A bright outburst against a dark field, speckled with smaller stars
At a distance of 4 light years, Proxima Centauri is the closest star to our Sun. Could considered one of its planets host life?
ESA/Hubble and NASA, From

View into the space

The search for all times outside our solar system is even tougher and requires other techniques.

The next Exoplanet – a planet orbiting a star that isn’t our sun – is Proxima Centauri bornand it’s greater than 2 million, million miles (that's 2 followed by 13 zeros) from Earth. These distant worlds are thus far away that scientists won’t send landers to conduct experiments on them for a very long time.

Searching for all times on exoplanets is a bit like playing hide-and-seek in your neighbor's house, but you may only glance through the windows and never go in. You might get lucky and get the appropriate angle to identify someone hiding, but you may't know all of the places you may't see.

Tools just like the latest James Webb Space Telescope can reveal the dimensions of exoplanets, how close they’re to their stars, and maybe the gases of their atmospheres. But that's all. How could we use it to look for all times?

different rainbow colored bands for hydrogen, helium, oxygen, neon and iron
Because elements emit light at specific wavelengths, scientists can use their spectra to find out the composition of a distant planet's atmosphere.
JPL, From

Astronomers have considered looking for life on exoplanets by in the hunt for oxygen. They began this strategy because on Earth, life forms produced many of the oxygen in our atmosphere. Perhaps on one other planet, oxygen was produced by extraterrestrial life.

However, we now have learned that there are other ways to create oxygen that don't require life. So now astronomers aren't just on the lookout for oxygen – they're on the lookout for a planet that has oxygen together with water and other gases like methane and carbon dioxide. Together, these combos could indicate life, as we don't think planets without life would have such combos. But we're still unsure about that!

Searching for all times by on the lookout for these gases is a bit like playing hide and seek behind the sofa. Do we all know that somebody will likely be there? No. But we are able to just glance through the windows and picture that folks are hiding behind sofas. We can try – where else should we glance?

What game are we playing?

There are two big differences between playing hide and seek and looking for aliens.

First, once you play hide and seek, you often know you're fidgeting with another person. We do not know if there are aliens on the market to be found! It's possible that there isn’t a other life on the market, and it's possible that there are aliens right round the corner. Until we discover examples of life aside from our own, we won't understand how common life is within the universe.

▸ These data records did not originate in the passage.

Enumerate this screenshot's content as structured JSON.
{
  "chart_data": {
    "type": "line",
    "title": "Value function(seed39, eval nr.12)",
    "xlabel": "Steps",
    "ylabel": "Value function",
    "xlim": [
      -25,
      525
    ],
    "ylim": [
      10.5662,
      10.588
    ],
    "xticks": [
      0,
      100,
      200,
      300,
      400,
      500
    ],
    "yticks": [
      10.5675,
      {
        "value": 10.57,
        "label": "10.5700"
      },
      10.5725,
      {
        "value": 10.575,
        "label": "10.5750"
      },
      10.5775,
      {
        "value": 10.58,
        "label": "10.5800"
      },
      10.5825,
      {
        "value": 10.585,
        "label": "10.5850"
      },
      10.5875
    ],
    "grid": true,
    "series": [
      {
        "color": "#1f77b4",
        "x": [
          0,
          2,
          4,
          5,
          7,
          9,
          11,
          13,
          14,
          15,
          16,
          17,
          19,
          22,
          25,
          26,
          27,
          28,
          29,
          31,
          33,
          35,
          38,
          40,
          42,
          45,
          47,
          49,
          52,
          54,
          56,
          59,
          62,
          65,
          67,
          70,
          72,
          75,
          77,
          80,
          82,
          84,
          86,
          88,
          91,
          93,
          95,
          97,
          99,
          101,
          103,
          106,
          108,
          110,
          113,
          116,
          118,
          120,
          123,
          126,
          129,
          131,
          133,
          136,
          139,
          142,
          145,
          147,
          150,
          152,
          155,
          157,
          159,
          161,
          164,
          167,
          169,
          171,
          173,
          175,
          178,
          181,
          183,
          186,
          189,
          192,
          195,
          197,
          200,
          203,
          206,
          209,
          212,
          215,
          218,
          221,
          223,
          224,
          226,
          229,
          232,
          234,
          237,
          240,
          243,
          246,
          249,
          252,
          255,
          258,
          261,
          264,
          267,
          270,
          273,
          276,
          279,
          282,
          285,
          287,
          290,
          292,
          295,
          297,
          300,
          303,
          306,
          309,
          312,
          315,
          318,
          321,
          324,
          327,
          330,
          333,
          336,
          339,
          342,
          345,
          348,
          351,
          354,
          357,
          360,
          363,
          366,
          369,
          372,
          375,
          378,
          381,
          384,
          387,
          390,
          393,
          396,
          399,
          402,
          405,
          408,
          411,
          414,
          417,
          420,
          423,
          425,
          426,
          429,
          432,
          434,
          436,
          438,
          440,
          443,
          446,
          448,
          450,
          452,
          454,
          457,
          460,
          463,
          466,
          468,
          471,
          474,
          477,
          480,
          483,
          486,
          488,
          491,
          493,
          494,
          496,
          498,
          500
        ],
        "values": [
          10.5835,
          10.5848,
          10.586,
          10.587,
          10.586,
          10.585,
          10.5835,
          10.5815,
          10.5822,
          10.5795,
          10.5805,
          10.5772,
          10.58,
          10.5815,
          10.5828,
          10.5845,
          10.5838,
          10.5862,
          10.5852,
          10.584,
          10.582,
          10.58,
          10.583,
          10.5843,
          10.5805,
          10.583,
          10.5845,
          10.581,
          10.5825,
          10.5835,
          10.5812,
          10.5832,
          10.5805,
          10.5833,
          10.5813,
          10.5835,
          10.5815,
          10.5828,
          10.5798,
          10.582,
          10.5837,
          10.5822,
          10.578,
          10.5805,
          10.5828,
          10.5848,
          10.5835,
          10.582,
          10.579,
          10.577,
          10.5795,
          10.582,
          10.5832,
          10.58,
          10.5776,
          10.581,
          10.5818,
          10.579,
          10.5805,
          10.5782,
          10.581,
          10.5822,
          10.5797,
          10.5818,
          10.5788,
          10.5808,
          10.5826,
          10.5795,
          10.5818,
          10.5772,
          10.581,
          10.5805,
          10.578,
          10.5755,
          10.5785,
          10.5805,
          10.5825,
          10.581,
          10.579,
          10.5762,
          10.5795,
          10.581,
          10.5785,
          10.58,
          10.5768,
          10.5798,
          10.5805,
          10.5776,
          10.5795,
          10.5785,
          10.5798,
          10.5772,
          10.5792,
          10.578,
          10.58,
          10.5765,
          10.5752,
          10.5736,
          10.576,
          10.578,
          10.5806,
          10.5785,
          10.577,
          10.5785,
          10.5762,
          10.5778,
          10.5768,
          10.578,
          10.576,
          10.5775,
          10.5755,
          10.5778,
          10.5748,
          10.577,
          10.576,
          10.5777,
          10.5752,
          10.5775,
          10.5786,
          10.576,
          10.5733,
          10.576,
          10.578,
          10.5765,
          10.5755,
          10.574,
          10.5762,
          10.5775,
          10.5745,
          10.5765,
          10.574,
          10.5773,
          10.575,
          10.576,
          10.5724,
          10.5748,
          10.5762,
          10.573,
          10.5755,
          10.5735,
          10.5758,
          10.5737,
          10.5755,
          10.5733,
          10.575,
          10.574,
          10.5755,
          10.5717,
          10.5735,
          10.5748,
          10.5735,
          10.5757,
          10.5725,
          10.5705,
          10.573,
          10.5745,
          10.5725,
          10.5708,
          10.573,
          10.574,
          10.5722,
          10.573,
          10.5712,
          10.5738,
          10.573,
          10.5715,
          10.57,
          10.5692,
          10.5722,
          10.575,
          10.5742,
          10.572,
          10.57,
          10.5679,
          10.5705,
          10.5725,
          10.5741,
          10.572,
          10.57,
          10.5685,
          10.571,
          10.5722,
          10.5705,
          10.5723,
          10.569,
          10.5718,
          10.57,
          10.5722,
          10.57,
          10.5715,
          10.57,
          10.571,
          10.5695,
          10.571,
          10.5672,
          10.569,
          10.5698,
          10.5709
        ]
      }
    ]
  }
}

View from behind of an astronaut over a ridge in a rocky landscape to buildings
So far no signs of an alien civilization nearby.
janiecbros/E+ via Getty Images

The second difference is that almost all scientists don’t consider that extraterrestrial life is hiding from us; we just haven’t discovered it yet. There are some ideas that more advanced civilizations could avoid being discoveredbut researchers don’t consider this happens in our solar system.

Most astronomers and astrobiologists know that if we only look for all times that resembles life on Earth, we may miss the signs of aliens which might be truly different from them. But truthfully, we've never discovered aliens before, so it's hard to know where to start out. When you don't know what to do, it's often higher to start out somewhere than nowhere.

Searching for all times with experiments just like the Viking lander or for oxygen may not help. But perhaps we'll get lucky. And even when not, we are able to cross a number of obvious possibilities off the list. Then we are able to move on to the harder query of imagining something we've never considered before.